Rosa nodded before realizing her mother couldn’t see her. “Yeah, I’m,” she stopped. The mumbling man hadn’t come last night. She hadn’t woken up. “I’m okay. Are you?”
This time her mother stayed silent. Rosa waited, barely believing that she was actually on the phone with her mother after all this time. She heard a crackling sound over the connection—her mother was inhaling deeply.
“Honey,” she said, her voice suddenly grave. Rosa gripped the phone. “Honey, Daddy died last night. In his sleep. He—,” her voice broke.
Rosa was silent for only a moment. She felt as if she hadn’t quite heard correctly.
“Dad’s dead?” She said it too harshly, she knew it. She closed her eyes as the silence floated from her mother, thousands of miles away, over the airwaves, to her.
“Rosa,” her mother said. “Rosa, Daddy loved you, even if…” but she didn’t finish.
Rosa’s eyes were wet but her voice was steady. “When should I come down,” she asked without a question mark. Her mother made a strange noise, and when she spoke again her voice was tight. “Tomorrow, if you can. Or the next day if not…if not today. I need you here.” Another pause. “Rosa, I’m sorry.”
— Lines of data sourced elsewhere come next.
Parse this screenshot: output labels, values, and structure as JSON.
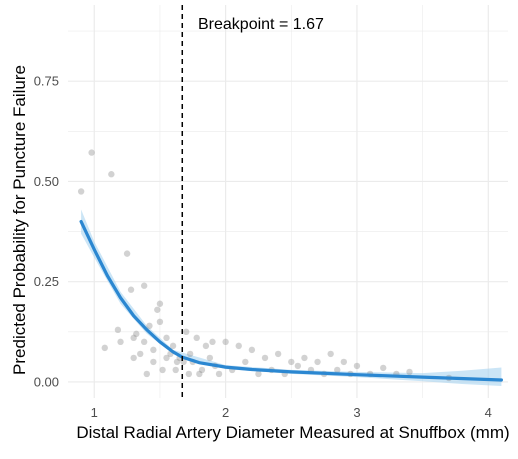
{
  "chart_data": {
    "type": "scatter",
    "title": "",
    "xlabel": "Distal Radial Artery Diameter Measured at Snuffbox (mm)",
    "ylabel": "Predicted Probability for Puncture Failure",
    "xlim": [
      0.8,
      4.15
    ],
    "ylim": [
      -0.04,
      0.94
    ],
    "x_ticks": [
      1,
      2,
      3,
      4
    ],
    "x_tick_labels": [
      "1",
      "2",
      "3",
      "4"
    ],
    "y_ticks": [
      0,
      0.25,
      0.5,
      0.75
    ],
    "y_tick_labels": [
      "0.00",
      "0.25",
      "0.50",
      "0.75"
    ],
    "grid": true,
    "legend": "none",
    "breakpoint": {
      "x": 1.67,
      "label": "Breakpoint = 1.67"
    },
    "colors": {
      "points": "#7f7f7f",
      "fit_line": "#2b87d1",
      "ribbon": "#a9d4f0",
      "grid": "#ebebeb",
      "breakpoint_line": "#000000"
    },
    "fit_curve": {
      "x": [
        0.9,
        1.0,
        1.1,
        1.2,
        1.3,
        1.4,
        1.5,
        1.6,
        1.67,
        1.8,
        2.0,
        2.2,
        2.5,
        3.0,
        3.5,
        4.1
      ],
      "y": [
        0.4,
        0.33,
        0.265,
        0.21,
        0.165,
        0.13,
        0.1,
        0.075,
        0.062,
        0.048,
        0.037,
        0.031,
        0.025,
        0.018,
        0.012,
        0.005
      ]
    },
    "ribbon": {
      "x": [
        0.9,
        1.0,
        1.2,
        1.4,
        1.6,
        2.0,
        2.5,
        3.0,
        3.5,
        3.8,
        4.1
      ],
      "lower": [
        0.37,
        0.31,
        0.195,
        0.12,
        0.07,
        0.032,
        0.02,
        0.012,
        0.002,
        -0.005,
        -0.01
      ],
      "upper": [
        0.43,
        0.35,
        0.225,
        0.14,
        0.08,
        0.042,
        0.03,
        0.025,
        0.022,
        0.028,
        0.036
      ]
    },
    "points": {
      "x": [
        0.9,
        0.98,
        1.13,
        1.08,
        1.18,
        1.2,
        1.25,
        1.28,
        1.3,
        1.3,
        1.32,
        1.35,
        1.38,
        1.38,
        1.4,
        1.42,
        1.45,
        1.45,
        1.48,
        1.5,
        1.5,
        1.52,
        1.55,
        1.55,
        1.58,
        1.6,
        1.62,
        1.63,
        1.65,
        1.68,
        1.7,
        1.72,
        1.73,
        1.75,
        1.78,
        1.8,
        1.82,
        1.85,
        1.88,
        1.9,
        1.92,
        1.95,
        2.0,
        2.05,
        2.1,
        2.15,
        2.2,
        2.25,
        2.3,
        2.35,
        2.4,
        2.45,
        2.5,
        2.55,
        2.6,
        2.65,
        2.7,
        2.75,
        2.8,
        2.85,
        2.9,
        2.95,
        3.0,
        3.1,
        3.2,
        3.3,
        3.4,
        3.7
      ],
      "y": [
        0.475,
        0.572,
        0.518,
        0.085,
        0.13,
        0.1,
        0.32,
        0.23,
        0.11,
        0.06,
        0.12,
        0.07,
        0.24,
        0.1,
        0.02,
        0.14,
        0.08,
        0.05,
        0.18,
        0.195,
        0.15,
        0.03,
        0.11,
        0.06,
        0.07,
        0.09,
        0.03,
        0.05,
        0.06,
        0.05,
        0.125,
        0.02,
        0.07,
        0.05,
        0.11,
        0.02,
        0.03,
        0.09,
        0.06,
        0.1,
        0.04,
        0.02,
        0.1,
        0.03,
        0.09,
        0.05,
        0.08,
        0.02,
        0.06,
        0.03,
        0.07,
        0.02,
        0.05,
        0.04,
        0.06,
        0.03,
        0.05,
        0.02,
        0.07,
        0.03,
        0.05,
        0.02,
        0.04,
        0.02,
        0.035,
        0.02,
        0.025,
        0.01
      ]
    }
  }
}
They spoke for another few minutes, going over the arrangements, what had happened, and what would happen next. Rosa felt strangely numb, as if she were in a dream. She thought, vaguely, that she might wake up to her dark room and the mumbling man, but that didn’t happen. The sky had grown a little darker by the time she got off the phone: clouds gathering for a winter storm. She had to get up, get dressed, start packing – Rosa knew she wouldn’t be back here for a while. She had to see when she could get a flight home, had to make calls, had to get moving. But in that moment she laid back down, deep into her pillows, pulling her covers up to her neck. The sadness had returned, greater and more terrible than it had ever been. It settled over her heart like an animal hunkering down to rest. Rosa thought about her mother, about her father, about death. She thought about the lights of the police car, so many months ago, and the sergeant’s face, except now he looked sad, not pitying. Rosa thought of her elderly neighbors just a few feet from her own home, and she thought finally of the mumbling man, his sad monologue.
It’s been so long he had said outside her door that first night she truly heard him. And she’s so far away… But he hadn’t come last night. Rosa closed her eyes. He hadn’t come last night. For the first time in months, he hadn’t come.